Unscoped and resting, about 1.5 inches at 100, sometimes 1.25. Scoped is around double that. 250 I group about 3.5 to 4 inches. I had to install the scope rail myself. It’s a great rifle
“Unscoped and resting, about 1.5 inches at 100, sometimes 1.25. Scoped is around double that. 250 I group about 3.5 to 4 inches. I had to install the scope rail myself. Its a great rifle” [This_Dude, post 37]
Outstanding.
Not sure my judgment means much though...over the course of more than a decade and a half in gun sales & repair for a small family dealership, I heard boasts without end from owners of semi-only Kalashnikov clones. But when we asked them what group sizes they obtained, or asked them to show us their test targets, not one of them mentioned a group size nor did any produce a test target.
The senior repair tech I worked with once owned a Kalashnikov clone of uncertain origin, marked GOLDEN WEST ARMS as I recall. He was one of the best marksmen I ever met, and a handloader of extraordinary care and precision, but he could never induce that clone to produce any groups smaller than a dinner plate at 100 yd. So he sold it.

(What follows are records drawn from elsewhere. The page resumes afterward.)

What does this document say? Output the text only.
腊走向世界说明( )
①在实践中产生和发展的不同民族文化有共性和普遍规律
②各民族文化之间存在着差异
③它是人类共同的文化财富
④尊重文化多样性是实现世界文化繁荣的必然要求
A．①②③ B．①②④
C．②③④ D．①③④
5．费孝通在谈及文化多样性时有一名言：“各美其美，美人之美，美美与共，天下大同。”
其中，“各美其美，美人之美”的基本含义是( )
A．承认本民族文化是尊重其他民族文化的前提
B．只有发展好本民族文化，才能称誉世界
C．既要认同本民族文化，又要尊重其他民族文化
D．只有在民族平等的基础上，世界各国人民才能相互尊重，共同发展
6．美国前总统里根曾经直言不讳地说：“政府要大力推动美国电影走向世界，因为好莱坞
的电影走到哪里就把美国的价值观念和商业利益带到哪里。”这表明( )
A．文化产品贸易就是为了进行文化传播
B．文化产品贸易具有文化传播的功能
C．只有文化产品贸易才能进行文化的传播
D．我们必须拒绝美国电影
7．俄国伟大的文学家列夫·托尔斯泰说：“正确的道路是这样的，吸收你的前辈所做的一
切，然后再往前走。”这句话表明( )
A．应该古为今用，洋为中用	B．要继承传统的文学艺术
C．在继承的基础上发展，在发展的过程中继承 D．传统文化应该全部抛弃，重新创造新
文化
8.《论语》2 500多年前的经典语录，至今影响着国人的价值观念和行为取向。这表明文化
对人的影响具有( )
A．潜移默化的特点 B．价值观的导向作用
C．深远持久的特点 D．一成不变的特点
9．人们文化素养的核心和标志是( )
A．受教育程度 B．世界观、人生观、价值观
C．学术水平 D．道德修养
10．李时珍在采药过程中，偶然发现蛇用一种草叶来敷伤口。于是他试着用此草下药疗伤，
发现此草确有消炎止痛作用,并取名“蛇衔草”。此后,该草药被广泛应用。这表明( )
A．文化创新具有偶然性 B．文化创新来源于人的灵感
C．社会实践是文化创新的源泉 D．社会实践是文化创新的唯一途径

When I was a cadet, I was on the intercollegiate rifle team at the US Air Force Academy. During one routine practice session I cleaned an international rimfire target at 15 meters. But those days soon passed.
When I took up NRA High Power service rifle competition about ten years later, I was never able to coax my M1A (mid-range four-digit) to fire a group tighter than two inches at 100 yd, no matter how I tinkered with the loads.
Got the same results from the Garand M1 I obtained from the then-DCM about five years after that (lightly used Winchester).
All results had been fired from the prone position with a sling, no sandbags nor rests, iron sights: age had been less than kind to my eyeballs, which had not been pilot-qualified to begin with.